Bei der Feuerwehr Kiel kam es am Donnerstagmittag, den 17. Oktober 2024 während einer Ausbildungseinheit für sechs Einsatzkräfte zu einem schweren Unfall mit einer Drehleiter. Bei dem Unfall wurden zwei Einsatzbeamte der Berufsfeuerwehr Kiel schwer verletzt.
Nach einer Meldung der Stadt Kiel ereignete sich der Unfall während der Ausbildung neuer Drehleitermaschinisten auf dem Gelände der feuerwehrtechnischen Zentrale (FTZ) in Preetz im Landkreis Plön.
Zum Zeitpunkt des Unfalls befanden sich ein Drehleiterausbilder und ein Auszubildender im Korb der Drehleiter DLA K 23/12 (Magirus M32L-AS) Baujahr 2016.
Zum Zeitpunkt des Unfalls war die Drehleiter ausgefahren, der Korb befand sich in etwa 24 Metern Höhe. Aus bislang ungeklärter Ursache kam es zu einem schnellen, unkontrollierten und ungebremsten Einfahren der Drehleiter bis zum Endanschlag mit Abknicken des Korbes.
Ein Feuerwehrmann wurde aus dem Korb geschleudert, der andere verblieb verletzt im Korb hängen. Die angelegte Sicherung gegen ein Herausfallen (statisches System) hat für beide Feuerwehrleute offenbar Schlimmeres verhindert.
Neben dem Rettungsdienst des Kreises Plön flog der Rettungshubschrauber „Christoph 12“ den Einsatzort auf dem Gelände der FTZ an. Nach einer medizinischen Versorgung vor Ort wurden beide Feuerwehrmänner ins Krankenhaus gebracht. Lebensgefahr bestehe nach ersten Informationen nicht.
Beide Seile des Drehleiter-Aus- und Einzugssystems sind bei dem Unfall offenbar an mehreren Stellen gerissen.

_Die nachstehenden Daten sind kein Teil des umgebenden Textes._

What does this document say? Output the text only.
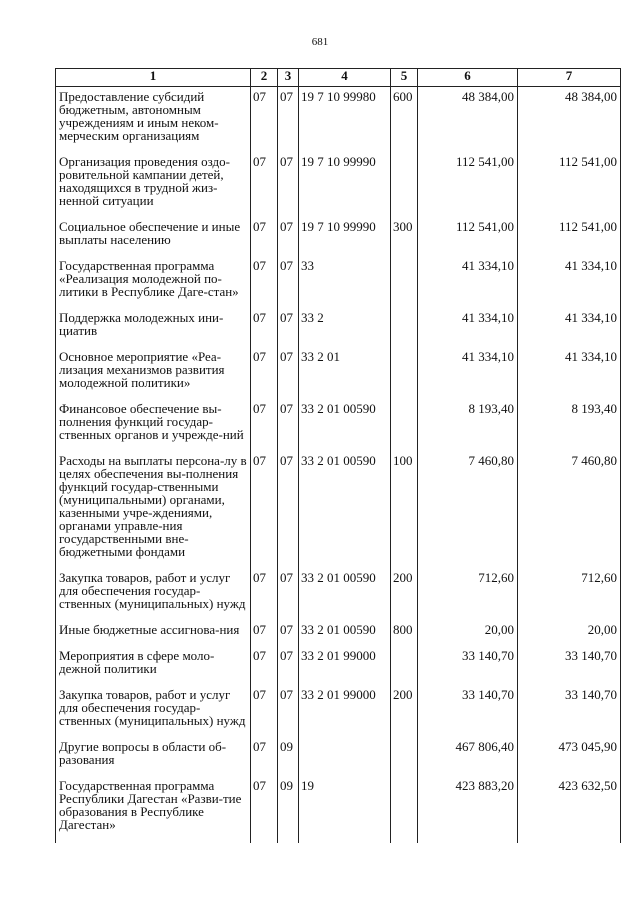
681
1	2	3	4	5	6	7
Предоставление субсидий бюджетным, автономным учреждениям и иным неком-мерческим организациям	07	07	19 7 10 99980	600	48 384,00	48 384,00
Организация проведения оздо-ровительной кампании детей, находящихся в трудной жиз-ненной ситуации	07	07	19 7 10 99990		112 541,00	112 541,00
Социальное обеспечение и иные выплаты населению	07	07	19 7 10 99990	300	112 541,00	112 541,00
Государственная программа «Реализация молодежной по-литики в Республике Даге-стан»	07	07	33		41 334,10	41 334,10
Поддержка молодежных ини-циатив	07	07	33 2		41 334,10	41 334,10
Основное мероприятие «Реа-лизация механизмов развития молодежной политики»	07	07	33 2 01		41 334,10	41 334,10
Финансовое обеспечение вы-полнения функций государ-ственных органов и учрежде-ний	07	07	33 2 01 00590		8 193,40	8 193,40
Расходы на выплаты персона-лу в целях обеспечения вы-полнения функций государ-ственными (муниципальными) органами, казенными учре-ждениями, органами управле-ния государственными вне-бюджетными фондами	07	07	33 2 01 00590	100	7 460,80	7 460,80
Закупка товаров, работ и услуг для обеспечения государ-ственных (муниципальных) нужд	07	07	33 2 01 00590	200	712,60	712,60
Иные бюджетные ассигнова-ния	07	07	33 2 01 00590	800	20,00	20,00
Мероприятия в сфере моло-дежной политики	07	07	33 2 01 99000		33 140,70	33 140,70
Закупка товаров, работ и услуг для обеспечения государ-ственных (муниципальных) нужд	07	07	33 2 01 99000	200	33 140,70	33 140,70
Другие вопросы в области об-разования	07	09			467 806,40	473 045,90
Государственная программа Республики Дагестан «Разви-тие образования в Республике Дагестан»	07	09	19		423 883,20	423 632,50
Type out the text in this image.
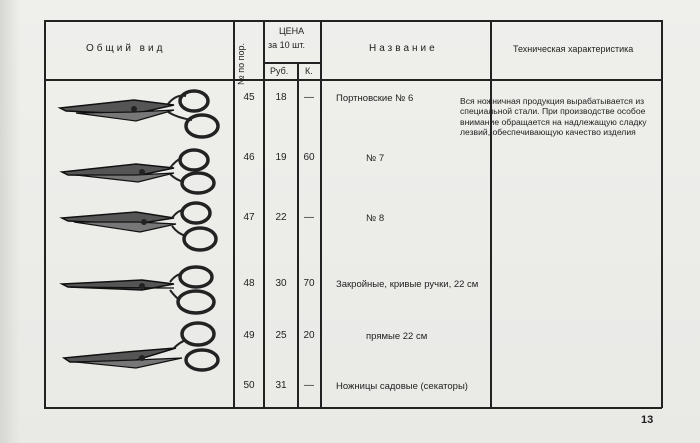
Общий вид	№ по пор.
ЦЕНА
за 10 шт.
Руб. К.
Название	Техническая характеристика
45	18	—	Портновские № 6
46	19	60	№ 7
47	22	—	№ 8
48	30	70	Закройные, кривые ручки, 22 см
49	25	20	прямые 22 см
50	31	—	Ножницы садовые (секаторы)
Вся ножничная продукция вырабатывается из специальной стали. При производстве особое внимание обращается на надлежащую сладку лезвий, обеспечивающую качество изделия
13
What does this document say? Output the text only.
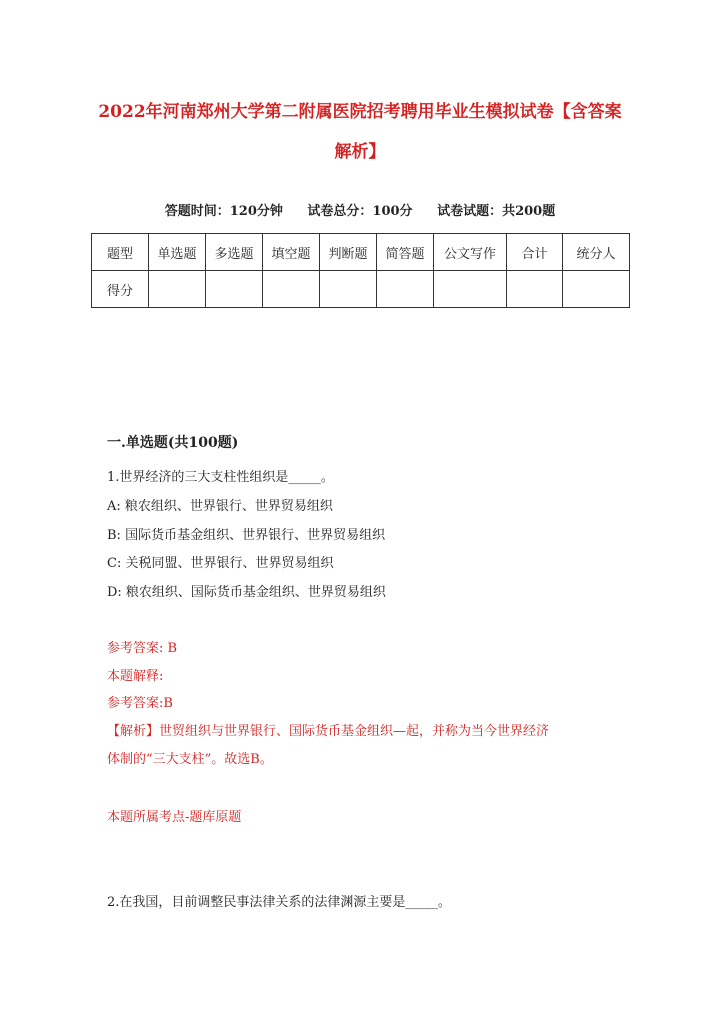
2022年河南郑州大学第二附属医院招考聘用毕业生模拟试卷【含答案解析】
答题时间：120分钟 试卷总分：100分 试卷试题：共200题
题型	单选题	多选题	填空题	判断题	简答题	公文写作	合计	统分人
得分								
一.单选题(共100题)
1.世界经济的三大支柱性组织是_____。
A: 粮农组织、世界银行、世界贸易组织
B: 国际货币基金组织、世界银行、世界贸易组织
C: 关税同盟、世界银行、世界贸易组织
D: 粮农组织、国际货币基金组织、世界贸易组织
参考答案: B
本题解释:
参考答案:B
【解析】世贸组织与世界银行、国际货币基金组织—起，并称为当今世界经济
体制的“三大支柱”。故选B。
本题所属考点-题库原题
2.在我国，目前调整民事法律关系的法律渊源主要是_____。
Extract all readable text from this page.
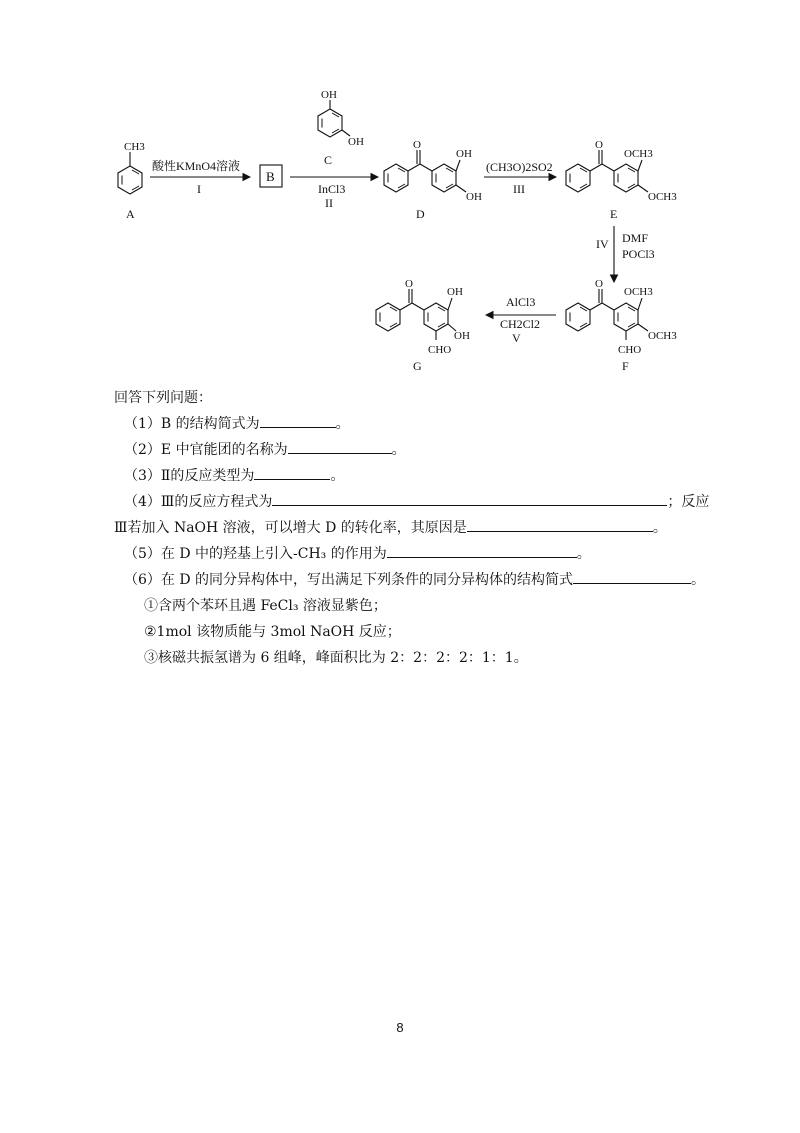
CH3
A
酸性KMnO4溶液
I
B
OH
OH
C
InCl3
II
O
OH
OH
D
(CH3O)2SO2
III
O
OCH3
OCH3
E
IV DMF
POCl3
O
OCH3
OCH3
CHO
F
AlCl3
CH2Cl2
V
O
OH
OH
CHO
G
回答下列问题：
（1）B 的结构简式为	。
（2）E 中官能团的名称为	。
（3）Ⅱ的反应类型为	。
（4）Ⅲ的反应方程式为	；反应
Ⅲ若加入 NaOH 溶液，可以增大 D 的转化率，其原因是	。
（5）在 D 中的羟基上引入-CH₃ 的作用为	。
（6）在 D 的同分异构体中，写出满足下列条件的同分异构体的结构简式	。
①含两个苯环且遇 FeCl₃ 溶液显紫色；
②1mol 该物质能与 3mol NaOH 反应；
③核磁共振氢谱为 6 组峰，峰面积比为 2：2：2：2：1：1。
8
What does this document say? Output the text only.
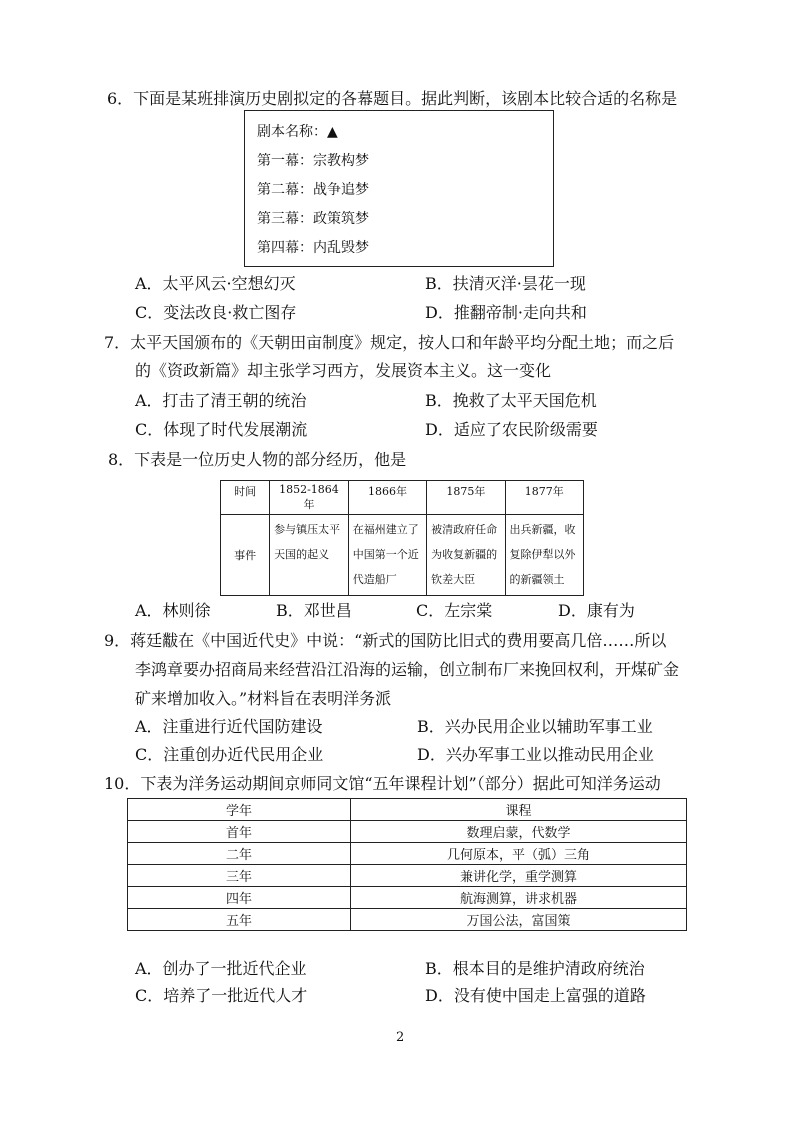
6．下面是某班排演历史剧拟定的各幕题目。据此判断，该剧本比较合适的名称是
剧本名称：▲
第一幕：宗教构梦
第二幕：战争追梦
第三幕：政策筑梦
第四幕：内乱毁梦
A．太平风云·空想幻灭	B．扶清灭洋·昙花一现
C．变法改良·救亡图存	D．推翻帝制·走向共和
7．太平天国颁布的《天朝田亩制度》规定，按人口和年龄平均分配土地；而之后
的《资政新篇》却主张学习西方，发展资本主义。这一变化
A．打击了清王朝的统治	B．挽救了太平天国危机
C．体现了时代发展潮流	D．适应了农民阶级需要
8．下表是一位历史人物的部分经历，他是
时间	1852-1864年	1866年	1875年	1877年
事件	参与镇压太平天国的起义	在福州建立了中国第一个近代造船厂	被清政府任命为收复新疆的钦差大臣	出兵新疆，收复除伊犁以外的新疆领土
A．林则徐	B．邓世昌	C．左宗棠	D．康有为
9．蒋廷黻在《中国近代史》中说：“新式的国防比旧式的费用要高几倍……所以
李鸿章要办招商局来经营沿江沿海的运输，创立制布厂来挽回权利，开煤矿金
矿来增加收入。”材料旨在表明洋务派
A．注重进行近代国防建设	B．兴办民用企业以辅助军事工业
C．注重创办近代民用企业	D．兴办军事工业以推动民用企业
10．下表为洋务运动期间京师同文馆“五年课程计划”（部分）据此可知洋务运动
学年	课程
首年	数理启蒙，代数学
二年	几何原本，平（弧）三角
三年	兼讲化学，重学测算
四年	航海测算，讲求机器
五年	万国公法，富国策
A．创办了一批近代企业	B．根本目的是维护清政府统治
C．培养了一批近代人才	D．没有使中国走上富强的道路
2
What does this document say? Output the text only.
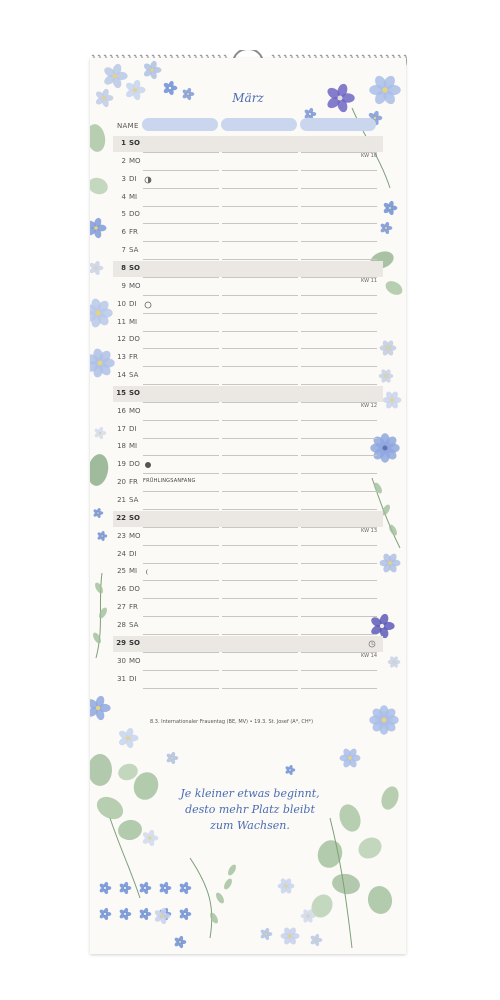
März
NAME
1 SO
KW 10
2 MO
3 DI
4 MI
5 DO
6 FR
7 SA
8 SO
KW 11
9 MO
10 DI
11 MI
12 DO
13 FR
14 SA
15 SO
KW 12
16 MO
17 DI
18 MI
19 DO
20 FR
21 SA
22 SO
KW 13
23 MO
24 DI
25 MI
26 DO
27 FR
28 SA
29 SO
KW 14
30 MO
31 DI
FRÜHLINGSANFANG
8.3. Internationaler Frauentag (BE, MV) • 19.3. St. Josef (A*, CH*)
Je kleiner etwas beginnt,
desto mehr Platz bleibt
zum Wachsen.
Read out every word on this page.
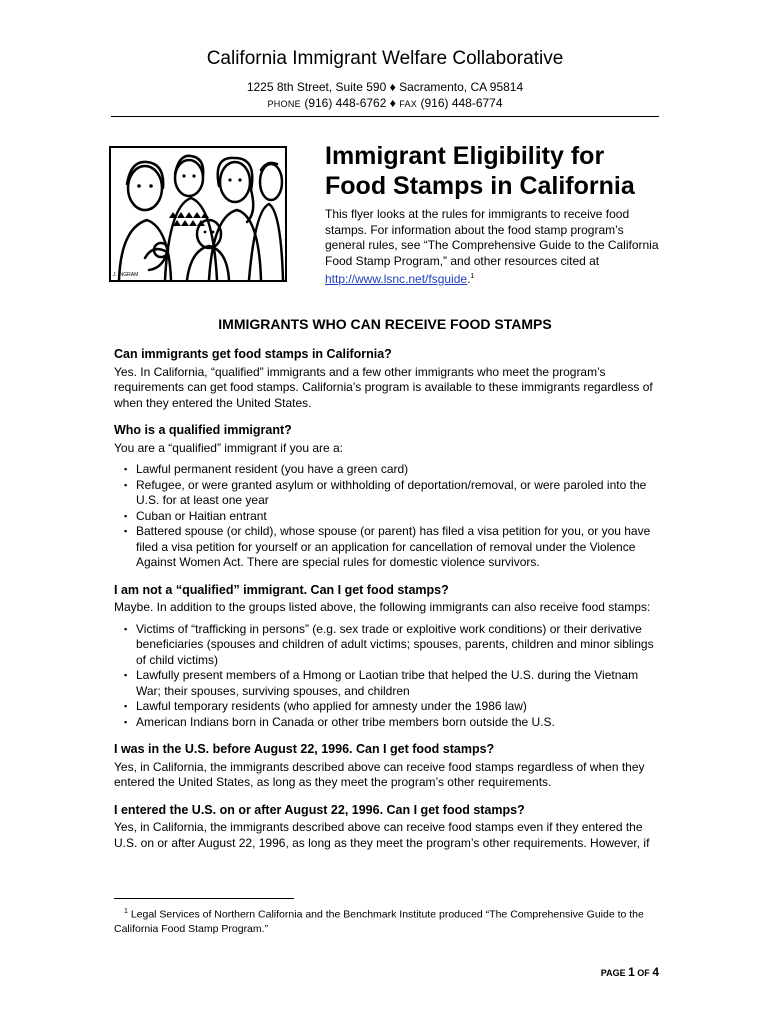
California Immigrant Welfare Collaborative
1225 8th Street, Suite 590 ♦ Sacramento, CA 95814
PHONE (916) 448-6762 ♦ FAX (916) 448-6774
J. INGRAM
Immigrant Eligibility for
Food Stamps in California

This flyer looks at the rules for immigrants to receive food stamps. For information about the food stamp program’s general rules, see “The Comprehensive Guide to the California Food Stamp Program,” and other resources cited at http://www.lsnc.net/fsguide.$^1$

IMMIGRANTS WHO CAN RECEIVE FOOD STAMPS
Can immigrants get food stamps in California?

Yes. In California, “qualified” immigrants and a few other immigrants who meet the program’s requirements can get food stamps. California’s program is available to these immigrants regardless of when they entered the United States.

Who is a qualified immigrant?

You are a “qualified” immigrant if you are a:

▪ Lawful permanent resident (you have a green card)
▪ Refugee, or were granted asylum or withholding of deportation/removal, or were paroled into the U.S. for at least one year
▪ Cuban or Haitian entrant
▪ Battered spouse (or child), whose spouse (or parent) has filed a visa petition for you, or you have filed a visa petition for yourself or an application for cancellation of removal under the Violence Against Women Act. There are special rules for domestic violence survivors.
I am not a “qualified” immigrant. Can I get food stamps?

Maybe. In addition to the groups listed above, the following immigrants can also receive food stamps:

▪ Victims of “trafficking in persons” (e.g. sex trade or exploitive work conditions) or their derivative beneficiaries (spouses and children of adult victims; spouses, parents, children and minor siblings of child victims)
▪ Lawfully present members of a Hmong or Laotian tribe that helped the U.S. during the Vietnam War; their spouses, surviving spouses, and children
▪ Lawful temporary residents (who applied for amnesty under the 1986 law)
▪ American Indians born in Canada or other tribe members born outside the U.S.
I was in the U.S. before August 22, 1996. Can I get food stamps?

Yes, in California, the immigrants described above can receive food stamps regardless of when they entered the United States, as long as they meet the program’s other requirements.

I entered the U.S. on or after August 22, 1996. Can I get food stamps?

Yes, in California, the immigrants described above can receive food stamps even if they entered the U.S. on or after August 22, 1996, as long as they meet the program’s other requirements. However, if

$^1$ Legal Services of Northern California and the Benchmark Institute produced “The Comprehensive Guide to the California Food Stamp Program.”

PAGE 1 OF 4
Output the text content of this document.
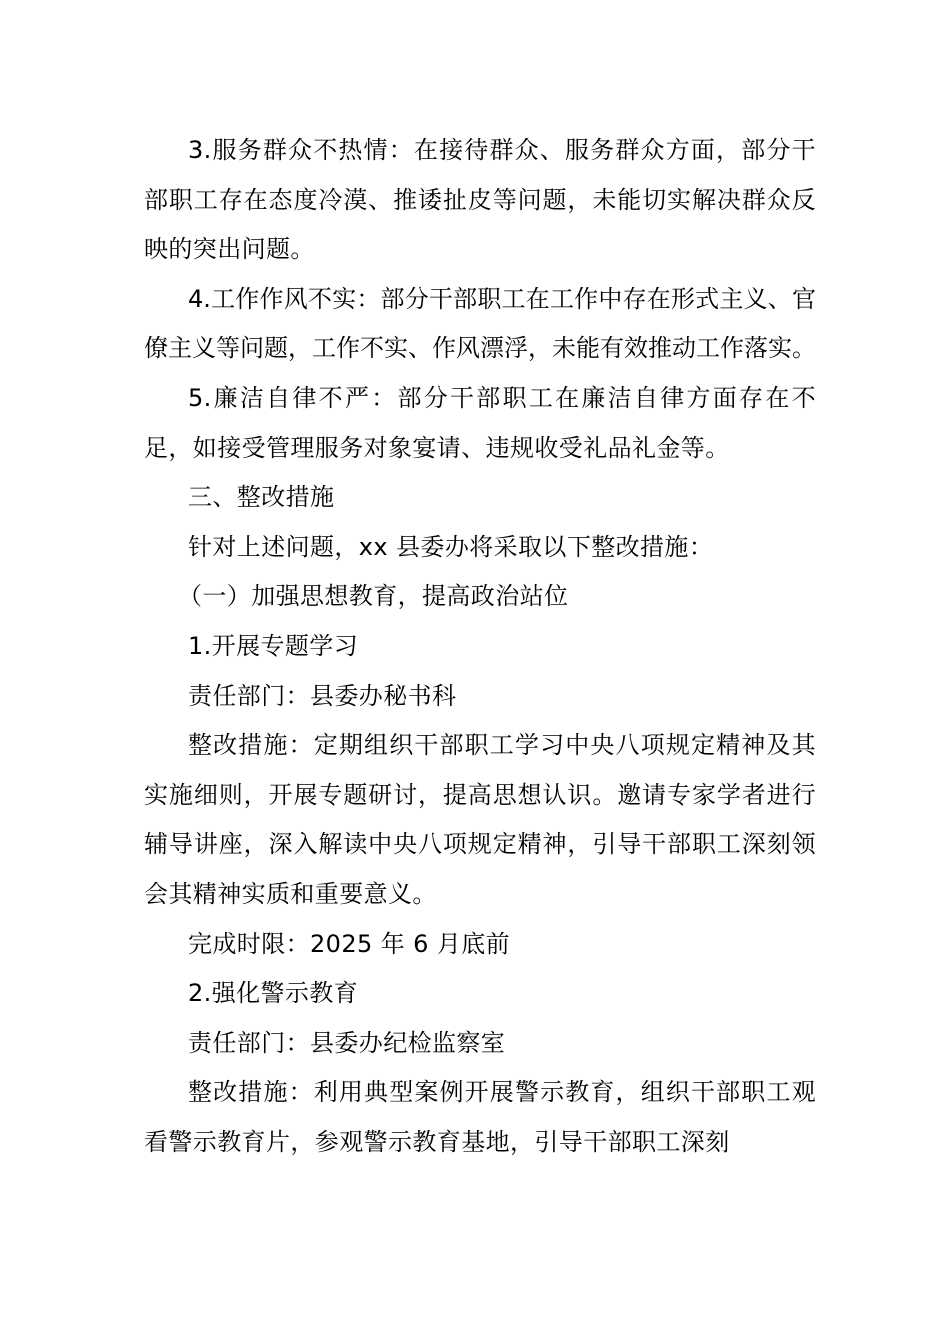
3.服务群众不热情：在接待群众、服务群众方面，部分干部职工存在态度冷漠、推诿扯皮等问题，未能切实解决群众反映的突出问题。

4.工作作风不实：部分干部职工在工作中存在形式主义、官僚主义等问题，工作不实、作风漂浮，未能有效推动工作落实。

5.廉洁自律不严：部分干部职工在廉洁自律方面存在不足，如接受管理服务对象宴请、违规收受礼品礼金等。

三、整改措施

针对上述问题，xx 县委办将采取以下整改措施：

（一）加强思想教育，提高政治站位

1.开展专题学习

责任部门：县委办秘书科

整改措施：定期组织干部职工学习中央八项规定精神及其实施细则，开展专题研讨，提高思想认识。邀请专家学者进行辅导讲座，深入解读中央八项规定精神，引导干部职工深刻领会其精神实质和重要意义。

完成时限：2025 年 6 月底前

2.强化警示教育

责任部门：县委办纪检监察室

整改措施：利用典型案例开展警示教育，组织干部职工观看警示教育片，参观警示教育基地，引导干部职工深刻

Die Feuerwehr hat einen externen Sachverständigen mit Untersuchungen zum Unfallhergang beauftragt und eine eigene Ad Hoc Arbeitsgruppe zur Aufarbeitung des Unfallhergangs eingerichtet. Die Firma Magirus wird zudem eigene Ursachenermittlungen durchführen.
Wir wünschen an dieser Stelle den beiden verletzten Feuerwehrleuten eine schnelle und vollständige Genesung.
Die Sicherung gegen Absturz, gegen ein Herausfallen aus dem Korb einer Drehleiter wird immer wieder kontrovers diskutiert. Die Deutsche Gesetzliche Unfallversicherung (DGUV) hat 2021 einen regulativen Rahmen für eine Absturzsicherung im Korb einer Drehleiter mit der FBFHB-029 "Absturzsicherung im Korb einer Drehleiter" veröffentlicht.
Download: FBFHB-029_Absturzsicherung_im_Korb_einer_Drehleiter.pdf
Wichtigste Regelung dabei ist: Das vollständig geschlossene Geländer des Korbes einer Drehleiter ist geeignet, um Personen gegen Absturz zu sichern. Ein Feuerwehr-Haltegurt kann als zusätzliche Maßnahme trotzdem zum Sichern an einem möglichst tief gelegenen Anschlagpunkt verwendet werden, um ein Hinausfallen über das Korbgeländer auszuschließen.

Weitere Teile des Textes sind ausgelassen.